ARS Market Resolutions
The riskier structures of ARS began failing auctions in the third quarter of 2007, long before the overall market for ARS fell apart. According to Brian Weber, Senior Analyst at Houlihan, “The riskier classes of ARS were the first to start failing auctions and they will be the last to experience successful auctions again, if ever.”
Many holders of safer auction rate securities enjoy significant yields in the present market on their investments. For these safer ARS, yields are significantly higher than straight-bond issues of similar credit. Issuers are being penalized and paying higher rates because of the ARS structure. Therefore, market resolution is foreseeable through either refinancing or successful auctions.
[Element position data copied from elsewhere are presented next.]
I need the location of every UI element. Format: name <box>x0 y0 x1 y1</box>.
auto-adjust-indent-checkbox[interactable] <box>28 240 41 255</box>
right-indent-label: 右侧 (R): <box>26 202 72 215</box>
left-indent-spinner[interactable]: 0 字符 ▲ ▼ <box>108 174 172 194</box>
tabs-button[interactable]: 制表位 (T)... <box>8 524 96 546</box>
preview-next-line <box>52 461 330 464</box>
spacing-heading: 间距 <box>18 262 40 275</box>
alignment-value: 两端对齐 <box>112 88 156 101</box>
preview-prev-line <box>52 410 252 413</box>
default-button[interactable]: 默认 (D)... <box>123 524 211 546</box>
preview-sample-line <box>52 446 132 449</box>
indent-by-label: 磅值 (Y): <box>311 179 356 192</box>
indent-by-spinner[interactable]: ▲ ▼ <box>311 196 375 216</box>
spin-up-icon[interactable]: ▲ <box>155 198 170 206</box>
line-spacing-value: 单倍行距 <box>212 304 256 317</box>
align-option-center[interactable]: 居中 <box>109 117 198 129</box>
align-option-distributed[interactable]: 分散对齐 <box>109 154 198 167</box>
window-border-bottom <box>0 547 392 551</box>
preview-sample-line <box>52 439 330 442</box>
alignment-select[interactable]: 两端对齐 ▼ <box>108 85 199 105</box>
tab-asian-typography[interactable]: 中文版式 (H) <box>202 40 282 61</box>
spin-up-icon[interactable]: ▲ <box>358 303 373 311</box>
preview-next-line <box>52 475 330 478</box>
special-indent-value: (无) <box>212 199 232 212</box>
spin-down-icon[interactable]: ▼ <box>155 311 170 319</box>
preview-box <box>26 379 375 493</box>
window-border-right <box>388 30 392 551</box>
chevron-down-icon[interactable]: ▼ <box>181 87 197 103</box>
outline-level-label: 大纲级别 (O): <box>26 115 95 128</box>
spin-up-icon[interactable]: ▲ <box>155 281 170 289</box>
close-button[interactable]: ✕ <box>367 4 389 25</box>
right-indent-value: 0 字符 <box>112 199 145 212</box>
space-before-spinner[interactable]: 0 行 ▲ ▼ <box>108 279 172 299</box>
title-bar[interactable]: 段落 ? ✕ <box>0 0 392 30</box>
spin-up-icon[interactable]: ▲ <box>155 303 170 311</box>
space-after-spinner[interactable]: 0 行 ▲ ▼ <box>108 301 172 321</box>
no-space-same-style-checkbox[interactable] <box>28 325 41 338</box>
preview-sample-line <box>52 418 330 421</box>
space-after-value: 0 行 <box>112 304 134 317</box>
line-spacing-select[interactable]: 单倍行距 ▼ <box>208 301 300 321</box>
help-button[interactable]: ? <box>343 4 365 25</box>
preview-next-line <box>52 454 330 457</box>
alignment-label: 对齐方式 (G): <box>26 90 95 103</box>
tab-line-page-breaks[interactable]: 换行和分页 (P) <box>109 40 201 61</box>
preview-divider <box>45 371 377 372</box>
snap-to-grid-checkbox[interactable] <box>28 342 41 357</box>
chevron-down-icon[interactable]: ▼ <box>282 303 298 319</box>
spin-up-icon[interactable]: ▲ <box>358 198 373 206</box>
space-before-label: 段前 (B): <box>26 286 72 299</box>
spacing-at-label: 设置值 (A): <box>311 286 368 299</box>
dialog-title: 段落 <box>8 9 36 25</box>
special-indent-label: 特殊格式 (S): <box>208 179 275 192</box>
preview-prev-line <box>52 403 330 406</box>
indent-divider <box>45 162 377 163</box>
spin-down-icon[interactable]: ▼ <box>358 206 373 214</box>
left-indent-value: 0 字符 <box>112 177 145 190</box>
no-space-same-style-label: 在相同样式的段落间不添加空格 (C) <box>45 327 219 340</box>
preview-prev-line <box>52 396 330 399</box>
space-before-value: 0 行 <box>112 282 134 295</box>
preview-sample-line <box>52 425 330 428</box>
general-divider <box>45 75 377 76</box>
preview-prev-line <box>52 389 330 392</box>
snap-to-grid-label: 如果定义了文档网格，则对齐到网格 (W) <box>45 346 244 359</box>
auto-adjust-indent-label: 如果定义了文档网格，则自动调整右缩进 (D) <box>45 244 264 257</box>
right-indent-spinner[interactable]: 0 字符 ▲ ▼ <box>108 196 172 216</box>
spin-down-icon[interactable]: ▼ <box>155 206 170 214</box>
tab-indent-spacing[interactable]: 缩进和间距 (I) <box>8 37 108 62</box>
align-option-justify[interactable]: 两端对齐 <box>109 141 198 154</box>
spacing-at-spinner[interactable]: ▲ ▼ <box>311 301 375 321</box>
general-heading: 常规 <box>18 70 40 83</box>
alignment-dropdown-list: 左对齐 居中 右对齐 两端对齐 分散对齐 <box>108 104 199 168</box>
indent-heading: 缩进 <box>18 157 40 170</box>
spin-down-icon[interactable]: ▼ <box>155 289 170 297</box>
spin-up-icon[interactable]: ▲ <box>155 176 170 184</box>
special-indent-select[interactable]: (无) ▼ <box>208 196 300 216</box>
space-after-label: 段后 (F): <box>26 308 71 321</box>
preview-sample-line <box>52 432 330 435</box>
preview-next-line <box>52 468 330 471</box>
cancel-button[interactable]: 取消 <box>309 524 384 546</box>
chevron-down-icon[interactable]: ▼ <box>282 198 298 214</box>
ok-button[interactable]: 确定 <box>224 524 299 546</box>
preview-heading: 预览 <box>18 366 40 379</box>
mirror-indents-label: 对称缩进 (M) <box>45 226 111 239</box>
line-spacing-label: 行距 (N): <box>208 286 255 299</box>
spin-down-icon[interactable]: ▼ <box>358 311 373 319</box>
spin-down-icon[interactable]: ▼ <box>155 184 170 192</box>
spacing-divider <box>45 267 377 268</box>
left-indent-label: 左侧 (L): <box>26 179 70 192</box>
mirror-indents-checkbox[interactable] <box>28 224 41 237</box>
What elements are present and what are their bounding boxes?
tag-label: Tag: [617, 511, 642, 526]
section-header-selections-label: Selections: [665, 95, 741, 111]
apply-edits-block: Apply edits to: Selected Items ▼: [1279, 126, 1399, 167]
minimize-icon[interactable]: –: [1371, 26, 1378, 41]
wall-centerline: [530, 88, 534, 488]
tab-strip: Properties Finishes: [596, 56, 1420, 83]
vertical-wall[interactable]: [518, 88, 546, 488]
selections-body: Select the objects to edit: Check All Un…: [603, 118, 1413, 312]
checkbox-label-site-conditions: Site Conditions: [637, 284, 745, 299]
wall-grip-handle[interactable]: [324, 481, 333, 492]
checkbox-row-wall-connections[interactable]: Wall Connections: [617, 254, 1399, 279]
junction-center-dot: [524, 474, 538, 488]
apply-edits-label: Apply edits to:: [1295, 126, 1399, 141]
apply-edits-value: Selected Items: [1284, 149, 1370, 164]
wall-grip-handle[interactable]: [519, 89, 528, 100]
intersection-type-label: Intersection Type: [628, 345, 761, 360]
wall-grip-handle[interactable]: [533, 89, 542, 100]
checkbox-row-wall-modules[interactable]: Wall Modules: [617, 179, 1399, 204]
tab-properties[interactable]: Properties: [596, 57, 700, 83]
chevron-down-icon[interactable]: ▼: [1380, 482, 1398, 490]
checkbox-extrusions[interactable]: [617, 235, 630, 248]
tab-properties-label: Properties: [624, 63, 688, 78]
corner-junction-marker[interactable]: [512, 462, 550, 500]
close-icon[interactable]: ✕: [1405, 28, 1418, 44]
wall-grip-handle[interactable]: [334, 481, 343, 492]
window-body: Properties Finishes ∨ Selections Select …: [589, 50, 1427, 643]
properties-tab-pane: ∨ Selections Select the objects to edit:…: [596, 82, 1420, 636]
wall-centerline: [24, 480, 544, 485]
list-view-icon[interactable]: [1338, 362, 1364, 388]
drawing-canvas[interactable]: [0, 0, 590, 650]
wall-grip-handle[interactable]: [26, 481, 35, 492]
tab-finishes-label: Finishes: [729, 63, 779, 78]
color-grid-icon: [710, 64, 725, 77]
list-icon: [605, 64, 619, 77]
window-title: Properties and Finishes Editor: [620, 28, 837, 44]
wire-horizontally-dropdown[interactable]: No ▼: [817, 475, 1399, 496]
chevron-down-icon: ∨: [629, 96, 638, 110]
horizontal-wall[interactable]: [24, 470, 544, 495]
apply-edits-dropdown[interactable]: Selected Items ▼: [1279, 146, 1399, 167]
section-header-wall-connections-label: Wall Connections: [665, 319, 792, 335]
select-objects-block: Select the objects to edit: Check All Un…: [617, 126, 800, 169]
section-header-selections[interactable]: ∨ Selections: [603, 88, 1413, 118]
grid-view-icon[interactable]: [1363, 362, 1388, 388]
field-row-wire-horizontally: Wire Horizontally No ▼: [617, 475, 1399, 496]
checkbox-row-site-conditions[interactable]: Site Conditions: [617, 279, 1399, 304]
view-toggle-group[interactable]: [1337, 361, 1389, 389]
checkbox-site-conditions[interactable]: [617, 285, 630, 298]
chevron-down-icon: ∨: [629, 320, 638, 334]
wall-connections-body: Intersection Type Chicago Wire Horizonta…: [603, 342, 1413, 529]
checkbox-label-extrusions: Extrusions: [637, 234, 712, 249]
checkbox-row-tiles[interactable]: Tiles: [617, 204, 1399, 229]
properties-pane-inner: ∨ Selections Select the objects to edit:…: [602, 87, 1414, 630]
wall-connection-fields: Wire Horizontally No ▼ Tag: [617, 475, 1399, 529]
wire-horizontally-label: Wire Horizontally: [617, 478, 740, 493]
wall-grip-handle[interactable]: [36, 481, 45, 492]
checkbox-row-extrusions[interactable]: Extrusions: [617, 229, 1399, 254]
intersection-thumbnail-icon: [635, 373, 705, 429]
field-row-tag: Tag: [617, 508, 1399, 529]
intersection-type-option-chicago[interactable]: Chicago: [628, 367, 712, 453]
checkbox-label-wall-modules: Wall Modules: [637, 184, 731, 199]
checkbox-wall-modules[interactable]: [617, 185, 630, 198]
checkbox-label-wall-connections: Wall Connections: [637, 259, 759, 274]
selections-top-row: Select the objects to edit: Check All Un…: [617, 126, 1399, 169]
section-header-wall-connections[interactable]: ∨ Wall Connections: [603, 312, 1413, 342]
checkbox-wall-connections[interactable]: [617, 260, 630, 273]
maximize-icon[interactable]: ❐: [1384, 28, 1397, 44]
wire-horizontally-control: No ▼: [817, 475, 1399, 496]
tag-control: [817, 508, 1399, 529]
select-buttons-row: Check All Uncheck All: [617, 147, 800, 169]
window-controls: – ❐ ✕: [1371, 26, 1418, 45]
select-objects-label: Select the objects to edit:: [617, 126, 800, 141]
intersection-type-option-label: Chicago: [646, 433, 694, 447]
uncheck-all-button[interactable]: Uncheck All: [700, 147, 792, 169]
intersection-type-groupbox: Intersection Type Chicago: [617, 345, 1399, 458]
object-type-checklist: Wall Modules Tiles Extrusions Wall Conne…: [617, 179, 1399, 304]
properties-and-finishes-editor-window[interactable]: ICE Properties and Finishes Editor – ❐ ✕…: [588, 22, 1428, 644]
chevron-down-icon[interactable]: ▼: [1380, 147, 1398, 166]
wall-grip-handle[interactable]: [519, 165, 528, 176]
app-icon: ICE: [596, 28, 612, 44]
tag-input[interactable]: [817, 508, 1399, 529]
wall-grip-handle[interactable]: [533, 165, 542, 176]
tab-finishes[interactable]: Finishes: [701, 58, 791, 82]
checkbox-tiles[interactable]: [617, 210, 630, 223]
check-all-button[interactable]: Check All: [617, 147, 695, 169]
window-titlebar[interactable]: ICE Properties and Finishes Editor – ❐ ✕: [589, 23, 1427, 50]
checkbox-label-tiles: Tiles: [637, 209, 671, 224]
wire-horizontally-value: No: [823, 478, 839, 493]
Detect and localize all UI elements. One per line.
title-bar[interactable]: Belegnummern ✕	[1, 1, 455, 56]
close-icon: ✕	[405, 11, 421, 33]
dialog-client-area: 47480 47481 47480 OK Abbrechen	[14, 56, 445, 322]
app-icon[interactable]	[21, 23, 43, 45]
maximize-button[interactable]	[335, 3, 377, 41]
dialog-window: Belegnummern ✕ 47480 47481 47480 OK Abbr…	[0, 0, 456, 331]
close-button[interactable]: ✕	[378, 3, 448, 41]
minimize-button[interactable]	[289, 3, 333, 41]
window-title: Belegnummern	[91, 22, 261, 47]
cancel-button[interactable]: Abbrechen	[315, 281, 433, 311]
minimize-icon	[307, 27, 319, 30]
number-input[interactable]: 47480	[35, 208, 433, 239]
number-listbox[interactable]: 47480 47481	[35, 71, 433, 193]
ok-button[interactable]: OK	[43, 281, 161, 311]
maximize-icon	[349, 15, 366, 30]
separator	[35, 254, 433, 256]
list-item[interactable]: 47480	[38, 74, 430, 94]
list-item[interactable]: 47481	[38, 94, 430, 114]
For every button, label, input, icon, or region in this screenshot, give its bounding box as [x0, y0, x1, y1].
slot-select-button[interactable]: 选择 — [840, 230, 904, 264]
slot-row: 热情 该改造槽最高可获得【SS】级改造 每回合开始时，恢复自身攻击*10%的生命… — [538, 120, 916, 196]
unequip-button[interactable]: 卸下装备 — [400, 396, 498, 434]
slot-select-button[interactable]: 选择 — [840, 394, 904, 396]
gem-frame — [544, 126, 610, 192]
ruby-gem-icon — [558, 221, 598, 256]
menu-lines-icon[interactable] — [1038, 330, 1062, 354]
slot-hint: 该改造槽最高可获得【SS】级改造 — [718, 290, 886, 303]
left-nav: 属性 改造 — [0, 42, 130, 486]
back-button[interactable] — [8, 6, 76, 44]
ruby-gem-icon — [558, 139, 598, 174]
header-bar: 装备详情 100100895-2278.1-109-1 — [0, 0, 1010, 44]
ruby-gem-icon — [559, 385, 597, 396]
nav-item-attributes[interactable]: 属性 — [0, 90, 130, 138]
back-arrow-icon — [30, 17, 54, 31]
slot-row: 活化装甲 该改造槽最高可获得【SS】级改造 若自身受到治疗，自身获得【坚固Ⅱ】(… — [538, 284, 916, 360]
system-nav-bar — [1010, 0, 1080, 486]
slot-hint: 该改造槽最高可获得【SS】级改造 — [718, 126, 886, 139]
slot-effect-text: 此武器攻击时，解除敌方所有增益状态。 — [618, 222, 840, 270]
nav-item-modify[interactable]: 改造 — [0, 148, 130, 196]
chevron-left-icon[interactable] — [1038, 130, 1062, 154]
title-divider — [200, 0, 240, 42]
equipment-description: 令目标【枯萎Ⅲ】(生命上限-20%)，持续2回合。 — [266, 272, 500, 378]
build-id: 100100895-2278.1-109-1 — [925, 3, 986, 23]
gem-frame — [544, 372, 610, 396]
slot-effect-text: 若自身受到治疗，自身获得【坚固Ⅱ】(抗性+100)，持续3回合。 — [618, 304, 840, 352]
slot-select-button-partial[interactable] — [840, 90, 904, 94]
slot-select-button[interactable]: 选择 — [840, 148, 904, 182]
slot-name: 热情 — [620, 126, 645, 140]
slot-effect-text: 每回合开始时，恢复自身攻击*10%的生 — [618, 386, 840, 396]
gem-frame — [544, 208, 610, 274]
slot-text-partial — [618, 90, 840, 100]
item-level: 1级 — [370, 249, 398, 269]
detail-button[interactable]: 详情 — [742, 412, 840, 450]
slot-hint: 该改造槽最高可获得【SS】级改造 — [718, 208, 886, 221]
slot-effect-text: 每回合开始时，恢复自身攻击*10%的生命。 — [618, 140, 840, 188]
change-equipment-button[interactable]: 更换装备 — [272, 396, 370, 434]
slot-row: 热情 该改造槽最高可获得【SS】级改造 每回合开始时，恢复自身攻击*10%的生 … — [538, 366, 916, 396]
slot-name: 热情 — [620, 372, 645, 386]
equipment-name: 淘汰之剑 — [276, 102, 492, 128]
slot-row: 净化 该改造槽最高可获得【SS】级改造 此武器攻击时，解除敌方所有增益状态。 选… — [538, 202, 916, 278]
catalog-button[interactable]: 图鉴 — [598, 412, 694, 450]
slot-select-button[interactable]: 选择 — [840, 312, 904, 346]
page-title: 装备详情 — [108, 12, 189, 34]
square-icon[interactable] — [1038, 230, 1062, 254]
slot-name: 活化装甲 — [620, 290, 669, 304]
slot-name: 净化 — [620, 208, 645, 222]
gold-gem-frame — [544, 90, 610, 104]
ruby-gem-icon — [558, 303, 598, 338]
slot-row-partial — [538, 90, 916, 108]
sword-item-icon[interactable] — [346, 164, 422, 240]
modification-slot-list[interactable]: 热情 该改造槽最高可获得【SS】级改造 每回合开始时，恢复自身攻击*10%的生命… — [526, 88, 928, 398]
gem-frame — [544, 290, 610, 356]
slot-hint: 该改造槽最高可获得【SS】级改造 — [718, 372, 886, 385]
The opposite is true with many of these high-risk ARS. Many of these securities have relatively low maximum interest rates. Thus, issuers of these securities presently enjoy paying yields much lower than yields offered on straight-bond issues of comparable credit. This results in a disincentive for issuers to refinance these issues. There may be exceptions to this general statement. For example, certain incentives exist for counterparties to restructure issues of the CLNs. However, in general there is strong fundamental support for the less-risky ARS, while that support does not exist for the riskier classes of ARS.
Given that the overall focus has primarily been on the less-risky classes of ARS, it skews the market outlook for holders of the more complex ARS. Therefore it is paramount to distinguish between the risk levels involved in various classes of ARS. Discussion of ARS and potential resolutions to the current market disconnections will most likely not be applicable to all classes of ARS.